[
https://issues.apache.org/jira/browse/ZOOKEEPER-1549?page=com.atlassian.jira.plugin.system.issuetabpanels:comment-tabpanel&focusedCommentId=13454682#comment-13454682
]
Jacky007 commented on ZOOKEEPER-1549:
-------------------------------------
Thanks for Falvio to comment. I agree with Falvio, deleting a snapshot is too
dangerous to be an optional. There should be another solution.
Step 1
74 is in A's transaction logs.
Step 2
A is the new leader, and it will execute the following code.
{noformat}
void lead() throws IOException, InterruptedException {
self.end_fle = System.currentTimeMillis();
LOG.info("LEADING - LEADER ELECTION TOOK - " +
(self.end_fle - self.start_fle));
self.start_fle = 0;
self.end_fle = 0;
zk.registerJMX(new LeaderBean(this, zk), self.jmxLocalPeerBean);
try {
self.tick = 0;
zk.loadData();
{noformat}
Then A will load its snapshot and committedlog.
{noformat}
public void loadData() throws IOException, InterruptedException {
setZxid(zkDb.loadDataBase());
// Clean up dead sessions
LinkedList<Long> deadSessions = new LinkedList<Long>();
for (Long session : zkDb.getSessions()) {
if (zkDb.getSessionWithTimeOuts().get(session) == null) {
deadSessions.add(session);
}
}
zkDb.setDataTreeInit(true);
for (long session : deadSessions) {
// XXX: Is lastProcessedZxid really the best thing to use?
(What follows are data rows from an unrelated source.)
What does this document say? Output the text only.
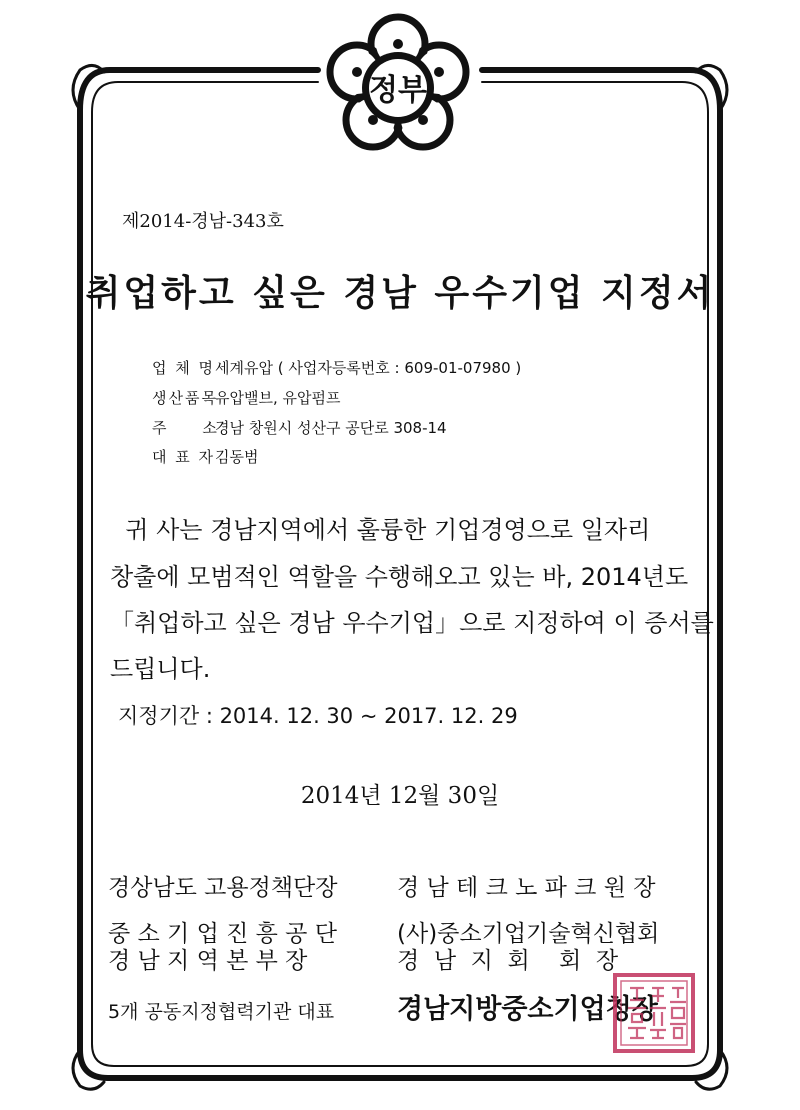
정부
제2014-경남-343호
취업하고 싶은 경남 우수기업 지정서
업 체 명 세계유압 ( 사업자등록번호 : 609-01-07980 )
생산품목
유압밸브, 유압펌프
주     소
경남 창원시 성산구 공단로 308-14
대 표 자 김동범
귀 사는 경남지역에서 훌륭한 기업경영으로 일자리
창출에 모범적인 역할을 수행해오고 있는 바, 2014년도
「취업하고 싶은 경남 우수기업」으로 지정하여 이 증서를
드립니다.
지정기간 : 2014. 12. 30 ~ 2017. 12. 29
2014년 12월 30일
경상남도 고용정책단장	경 남 테 크 노 파 크 원 장
중 소 기 업 진 흥 공 단
경 남 지 역 본 부 장
(사)중소기업기술혁신협회
경  남  지  회    회  장
5개 공동지정협력기관 대표 경남지방중소기업청장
killSession(session, zkDb.getDataTreeLastProcessedZxid());
}
// Make a clean snapshot
takeSnapshot();
}
{noformat}
when A takeSnapshot(), 74 is in it(if A dies after that, B will never know it).
When A load database,
{noformat}
public void loadData() throws IOException, InterruptedException {
setZxid(zkDb.loadDataBase());
{noformat}
it will restore database from snapshots and transaction logs,
{noformat}
long zxid = snapLog.restore(dataTree,sessionsWithTimeouts,listener);
{noformat}
{noformat}
try {
processTransaction(hdr,dt,sessions, itr.getTxn());
} catch(KeeperException.NoNodeException e) {
throw new IOException("Failed to process transaction type: " +
hdr.getType() + " error: " + e.getMessage(), e);
}
listener.onTxnLoaded(hdr, itr.getTxn());
{noformat}
but 74 is in A's transaction logs.
> Data inconsistency when follower is receiving a DIFF with a dirty snapshot
> --------------------------------------------------------------------------
>
> Key: ZOOKEEPER-1549
> URL: https://issues.apache.org/jira/browse/ZOOKEEPER-1549
> Project: ZooKeeper
> Issue Type: Bug
> Components: quorum
> Affects Versions: 3.4.3
> Reporter: Jacky007
> Priority: Critical
>
> the trunc code (from ZOOKEEPER-1154?) cannot work correct if the snapshot is
> not correct.
> here is scenario(similar to 1154):
> Initial Condition
> 1. Lets say there are three nodes in the ensemble A,B,C with A being the
> leader
> 2. The current epoch is 7.
> 3. For simplicity of the example, lets say zxid is a two digit number,
> with epoch being the first digit.
> 4. The zxid is 73
> 5. All the nodes have seen the change 73 and have persistently logged it.
> Step 1
> Request with zxid 74 is issued. The leader A writes it to the log but there
> is a crash of the entire ensemble and B,C never write the change 74 to their
> log.
> Step 2
> A,B restart, A is elected as the new leader, and A will load data and take a
> clean snapshot(change 74 is in it), then send diff to B, but B died before
> sync with A. A died later.
> Step 3
> B,C restart, A is still down
> B,C form the quorum
> B is the new leader. Lets say B minCommitLog is 71 and maxCommitLog is 73
> epoch is now 8, zxid is 80
> Request with zxid 81 is successful. On B, minCommitLog is now 71,
> maxCommitLog is 81
> Step 4
> A starts up. It applies the change in request with zxid 74 to its in-memory
> data tree
> A contacts B to registerAsFollower and provides 74 as its ZxId
> Since 71<=74<=81, B decides to send A the diff.
> Problem:
> The problem with the above sequence is that after truncate the log, A will
> load the snapshot again which is not correct.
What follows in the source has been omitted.